Use the sum and difference identities to determine the exact value of the following expression.sin(255°)

Sure, let's use the sum and difference identities to find the exact value of sin(255°).

First, we need to express 255° as a sum or difference of angles that we know the sine of. The most common angles are 30°, 45°, 60°, 90°, 180°, etc.

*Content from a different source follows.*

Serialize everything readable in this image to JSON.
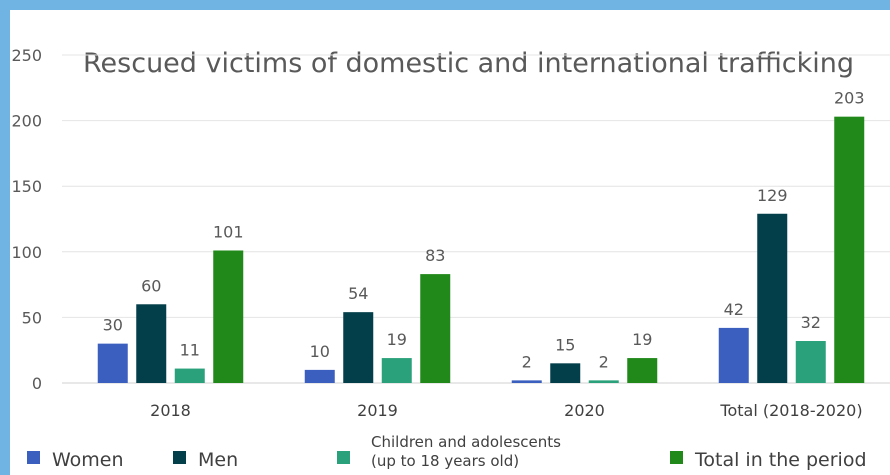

255° can be expressed as 180° + 75°.

Now, we can use the sum identity for sine, which is sin(a + b) = sin(a)cos(b) + cos(a)sin(b).

Substituting a = 180° and b = 75° into the formula, we get:

sin(255°) = sin(180° + 75°) = sin(180°)cos(75°) + cos(180°)sin(75°)

We know that sin(180°) = 0 and cos(180°) = -1.

So, sin(255°) = 0cos(75°) - 1sin(75°) = -sin(75°)

Now, we can express 75° as 45° + 30° and use the sum identity again:

-sin(75°) = -[sin(45°)cos(30°) + cos(45°)sin(30°)]

We know that sin(45°) = cos(45°) = √2/2 and sin(30°) = 1/2, cos(30°) = √3/2.

So, -sin(75°) = -[(√2/2 * √3/2) + (√2/2 * 1/2)] = -[√6/4 + √2/4] = -[√6 + √2]/4

Therefore, sin(255°) = -[√6 + √2]/4.